Utah House Democrats plan to roll out education policies in 2017

SALT LAKE CITY – Some Democratic lawmakers are already eyeing 2017’s legislative session. On the top of their to-do list is creating education bills aimed at supporting teachers.

House Democrats surveyed nearly 1,500 teachers in Utah to find out what challenges they face in the classroom so lawmakers can come up with some real solutions.

Some of the frustrations Utah teachers shared with lawmakers were a lack of support in the classroom and respect for their profession.

As a result, Utah is facing a major teacher shortage, along with the rest of the country. According to Learning Policy Institute, between 19% and 30% of new teachers leave the profession within five years.

“Students in Utah today and across the United States are voting with their diplomas," said Rep. Joel Briscoe, D-Salt Lake City. "They are not going into public education as a profession."

Rep. Briscoe and other House Democrats plan to craft a number of policies this upcoming legislative session to retain, recruit, and support teachers. Increasing teacher’s pay is their top priority.

“It’s shameful to be a teacher and have a couple of kids when you’re young, qualify for food stamps, shouldn’t happen,” Briscoe said.

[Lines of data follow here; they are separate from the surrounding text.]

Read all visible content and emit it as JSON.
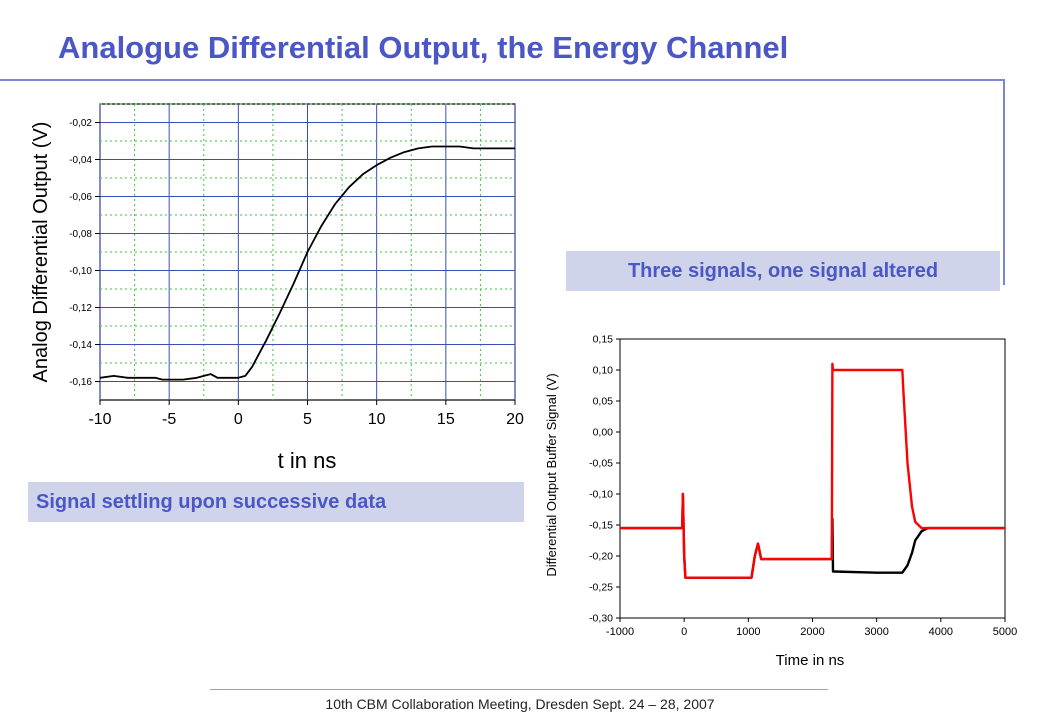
{
  "slide": {
    "title": "Analogue Differential Output, the Energy Channel",
    "caption_right": "Three signals, one signal altered",
    "caption_left": "Signal settling upon successive data",
    "footer": "10th CBM Collaboration Meeting, Dresden Sept. 24 – 28, 2007"
  },
  "chart_data": [
    {
      "type": "line",
      "title": "",
      "xlabel": "t in ns",
      "ylabel": "Analog Differential Output (V)",
      "xlim": [
        -10,
        20
      ],
      "ylim": [
        -0.17,
        -0.01
      ],
      "xticks": [
        -10,
        -5,
        0,
        5,
        10,
        15,
        20
      ],
      "xtick_labels": [
        "-10",
        "-5",
        "0",
        "5",
        "10",
        "15",
        "20"
      ],
      "yticks": [
        -0.16,
        -0.14,
        -0.12,
        -0.1,
        -0.08,
        -0.06,
        -0.04,
        -0.02
      ],
      "ytick_labels": [
        "-0,16",
        "-0,14",
        "-0,12",
        "-0,10",
        "-0,08",
        "-0,06",
        "-0,04",
        "-0,02"
      ],
      "grid": true,
      "series": [
        {
          "color": "#000000",
          "x": [
            -10,
            -9,
            -8,
            -7,
            -6,
            -5.5,
            -5,
            -4,
            -3,
            -2.5,
            -2,
            -1.5,
            -1,
            0,
            0.5,
            1,
            1.5,
            2,
            3,
            4,
            5,
            6,
            7,
            8,
            9,
            10,
            11,
            12,
            13,
            14,
            15,
            16,
            17,
            18,
            19,
            20
          ],
          "y": [
            -0.158,
            -0.157,
            -0.158,
            -0.158,
            -0.158,
            -0.159,
            -0.159,
            -0.159,
            -0.158,
            -0.157,
            -0.156,
            -0.158,
            -0.158,
            -0.158,
            -0.157,
            -0.152,
            -0.145,
            -0.138,
            -0.123,
            -0.107,
            -0.09,
            -0.076,
            -0.064,
            -0.055,
            -0.048,
            -0.043,
            -0.039,
            -0.036,
            -0.034,
            -0.033,
            -0.033,
            -0.033,
            -0.034,
            -0.034,
            -0.034,
            -0.034
          ]
        }
      ]
    },
    {
      "type": "line",
      "title": "",
      "xlabel": "Time in ns",
      "ylabel": "Differential Output Buffer Signal (V)",
      "xlim": [
        -1000,
        5000
      ],
      "ylim": [
        -0.3,
        0.15
      ],
      "xticks": [
        -1000,
        0,
        1000,
        2000,
        3000,
        4000,
        5000
      ],
      "xtick_labels": [
        "-1000",
        "0",
        "1000",
        "2000",
        "3000",
        "4000",
        "5000"
      ],
      "yticks": [
        -0.3,
        -0.25,
        -0.2,
        -0.15,
        -0.1,
        -0.05,
        0.0,
        0.05,
        0.1,
        0.15
      ],
      "ytick_labels": [
        "-0,30",
        "-0,25",
        "-0,20",
        "-0,15",
        "-0,10",
        "-0,05",
        "0,00",
        "0,05",
        "0,10",
        "0,15"
      ],
      "grid": false,
      "series": [
        {
          "color": "#000000",
          "x": [
            -1000,
            -30,
            -20,
            0,
            20,
            1050,
            1100,
            1150,
            1200,
            2300,
            2310,
            2320,
            2340,
            3000,
            3400,
            3480,
            3550,
            3600,
            3700,
            3800,
            5000
          ],
          "y": [
            -0.155,
            -0.155,
            -0.1,
            -0.2,
            -0.235,
            -0.235,
            -0.2,
            -0.18,
            -0.205,
            -0.205,
            -0.14,
            -0.225,
            -0.225,
            -0.227,
            -0.227,
            -0.215,
            -0.195,
            -0.175,
            -0.16,
            -0.155,
            -0.155
          ]
        },
        {
          "color": "#ff0000",
          "x": [
            -1000,
            -30,
            -20,
            0,
            20,
            1050,
            1100,
            1150,
            1200,
            2300,
            2310,
            2320,
            3400,
            3420,
            3480,
            3550,
            3600,
            3700,
            5000
          ],
          "y": [
            -0.155,
            -0.155,
            -0.1,
            -0.2,
            -0.235,
            -0.235,
            -0.2,
            -0.18,
            -0.205,
            -0.205,
            0.11,
            0.1,
            0.1,
            0.06,
            -0.05,
            -0.12,
            -0.145,
            -0.155,
            -0.155
          ]
        }
      ]
    }
  ]
}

They’ll also introduce bills that will help teachers qualify for affordable housing loans, and get student loan forgiveness. Lawmakers want to loosen teaching license requirements for people who have taught out of state.

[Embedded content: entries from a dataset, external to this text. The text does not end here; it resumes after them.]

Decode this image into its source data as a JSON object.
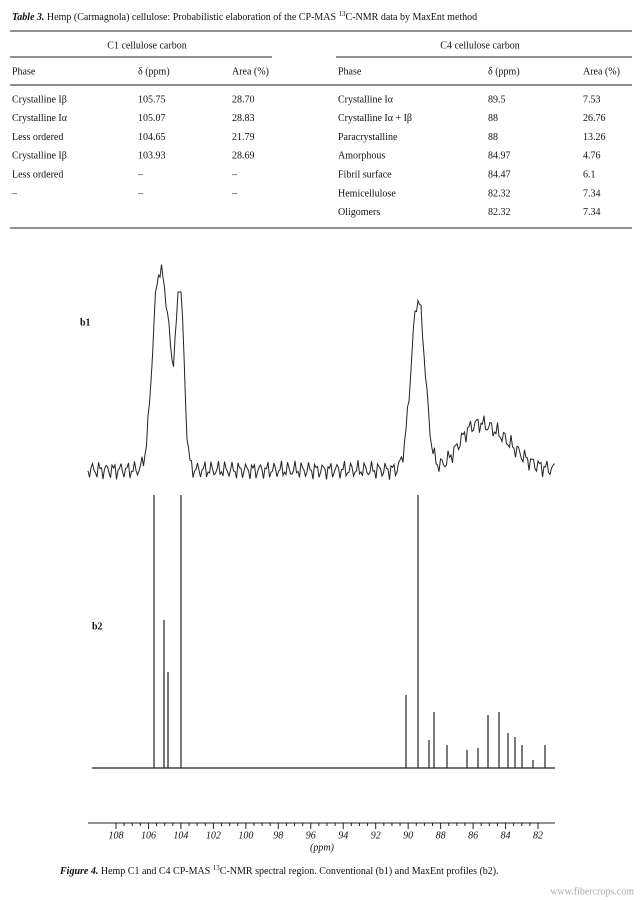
{
  "table": {
    "caption": {
      "label": "Table 3.",
      "text_before": " Hemp (Carmagnola) cellulose: Probabilistic elaboration of the CP-MAS ",
      "sup": "13",
      "text_after": "C-NMR data by MaxEnt method"
    },
    "c1": {
      "header": "C1 cellulose carbon",
      "columns": [
        "Phase",
        "δ (ppm)",
        "Area (%)"
      ],
      "rows": [
        [
          "Crystalline Iβ",
          "105.75",
          "28.70"
        ],
        [
          "Crystalline Iα",
          "105.07",
          "28.83"
        ],
        [
          "Less ordered",
          "104.65",
          "21.79"
        ],
        [
          "Crystalline Iβ",
          "103.93",
          "28.69"
        ],
        [
          "Less ordered",
          "–",
          "–"
        ],
        [
          "–",
          "–",
          "–"
        ]
      ]
    },
    "c4": {
      "header": "C4 cellulose carbon",
      "columns": [
        "Phase",
        "δ (ppm)",
        "Area (%)"
      ],
      "rows": [
        [
          "Crystalline Iα",
          "89.5",
          "7.53"
        ],
        [
          "Crystalline Iα + Iβ",
          "88",
          "26.76"
        ],
        [
          "Paracrystalline",
          "88",
          "13.26"
        ],
        [
          "Amorphous",
          "84.97",
          "4.76"
        ],
        [
          "Fibril surface",
          "84.47",
          "6.1"
        ],
        [
          "Hemicellulose",
          "82.32",
          "7.34"
        ],
        [
          "Oligomers",
          "82.32",
          "7.34"
        ]
      ]
    }
  },
  "figure": {
    "panel_labels": [
      "b1",
      "b2"
    ],
    "axis": {
      "ticks": [
        "108",
        "106",
        "104",
        "102",
        "100",
        "98",
        "96",
        "94",
        "92",
        "90",
        "88",
        "86",
        "84",
        "82"
      ],
      "label": "(ppm)"
    },
    "caption": {
      "label": "Figure 4.",
      "text_before": " Hemp C1 and C4 CP-MAS ",
      "sup": "13",
      "text_after": "C-NMR spectral region. Conventional (b1) and MaxEnt profiles (b2)."
    },
    "watermark": "www.fibercrops.com"
  }
}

Teachers expressed concerns about a new route to obtaining a teacher’s license. Under the Academic Pathway Training policy, college graduates must pass a proficiency test in their expertise and work with a mentor for three years. It’s an effort to fill growing classroom shortages.

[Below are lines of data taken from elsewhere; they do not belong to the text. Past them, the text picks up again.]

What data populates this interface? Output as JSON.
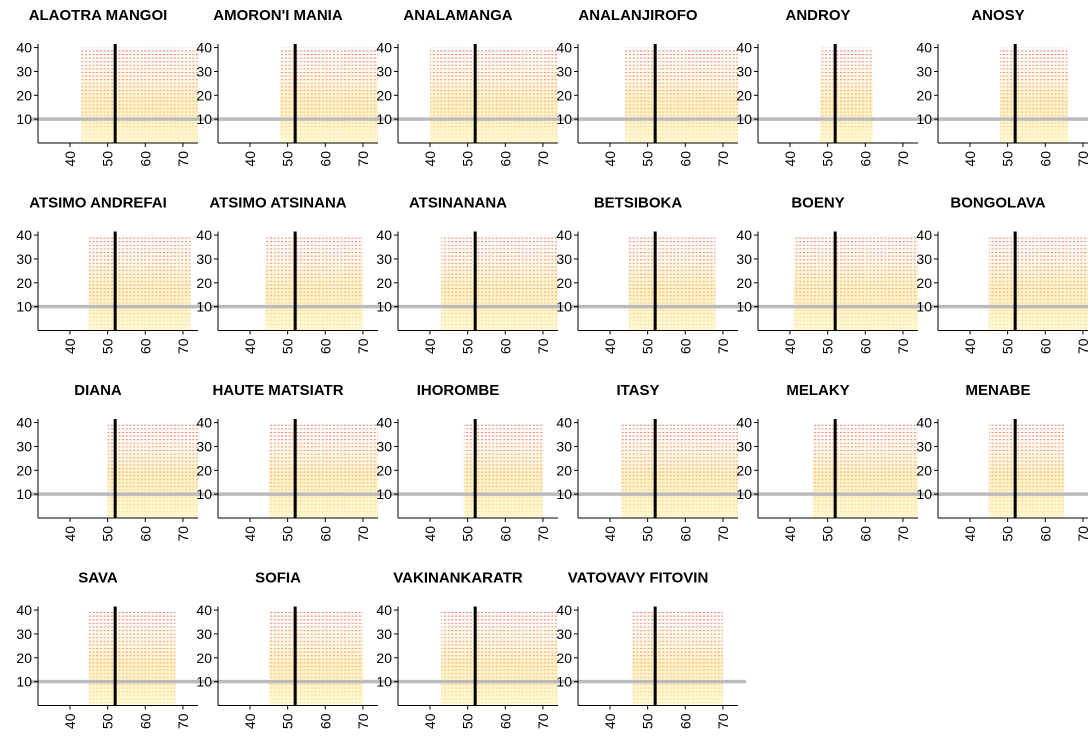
{
  "chart_data": {
    "type": "heatmap",
    "xlim": [
      31.5,
      74
    ],
    "ylim": [
      0,
      41.5
    ],
    "xticks": [
      40,
      50,
      60,
      70
    ],
    "yticks": [
      10,
      20,
      30,
      40
    ],
    "vline": 52,
    "hline": 10,
    "panels": [
      {
        "title": "ALAOTRA MANGOI",
        "x_range": [
          43,
          74
        ]
      },
      {
        "title": "AMORON'I MANIA",
        "x_range": [
          48,
          74
        ]
      },
      {
        "title": "ANALAMANGA",
        "x_range": [
          40,
          74
        ]
      },
      {
        "title": "ANALANJIROFO",
        "x_range": [
          44,
          74
        ]
      },
      {
        "title": "ANDROY",
        "x_range": [
          48,
          62
        ]
      },
      {
        "title": "ANOSY",
        "x_range": [
          48,
          66
        ]
      },
      {
        "title": "ATSIMO ANDREFAI",
        "x_range": [
          45,
          72
        ]
      },
      {
        "title": "ATSIMO ATSINANA",
        "x_range": [
          44,
          70
        ]
      },
      {
        "title": "ATSINANANA",
        "x_range": [
          43,
          74
        ]
      },
      {
        "title": "BETSIBOKA",
        "x_range": [
          45,
          68
        ]
      },
      {
        "title": "BOENY",
        "x_range": [
          41,
          74
        ]
      },
      {
        "title": "BONGOLAVA",
        "x_range": [
          45,
          74
        ]
      },
      {
        "title": "DIANA",
        "x_range": [
          50,
          74
        ]
      },
      {
        "title": "HAUTE MATSIATR",
        "x_range": [
          45,
          74
        ]
      },
      {
        "title": "IHOROMBE",
        "x_range": [
          49,
          70
        ]
      },
      {
        "title": "ITASY",
        "x_range": [
          43,
          74
        ]
      },
      {
        "title": "MELAKY",
        "x_range": [
          46,
          74
        ]
      },
      {
        "title": "MENABE",
        "x_range": [
          45,
          65
        ]
      },
      {
        "title": "SAVA",
        "x_range": [
          45,
          68
        ]
      },
      {
        "title": "SOFIA",
        "x_range": [
          45,
          70
        ]
      },
      {
        "title": "VAKINANKARATR",
        "x_range": [
          43,
          74
        ]
      },
      {
        "title": "VATOVAVY FITOVIN",
        "x_range": [
          46,
          70
        ]
      }
    ]
  }
}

“We are in a teacher shortage. This isn’t taking jobs away from anybody else. It’s just allowing districts to tap into another new pool of talent and ability,” said Christine Cook, Sutherland Institute Education Policy Analyst.

Lawmakers admit they have ambitious goals, and while they don’t have a price tag attached to their proposals just yet, Rep. Briscoe says a child’s education is worth the expense and debate.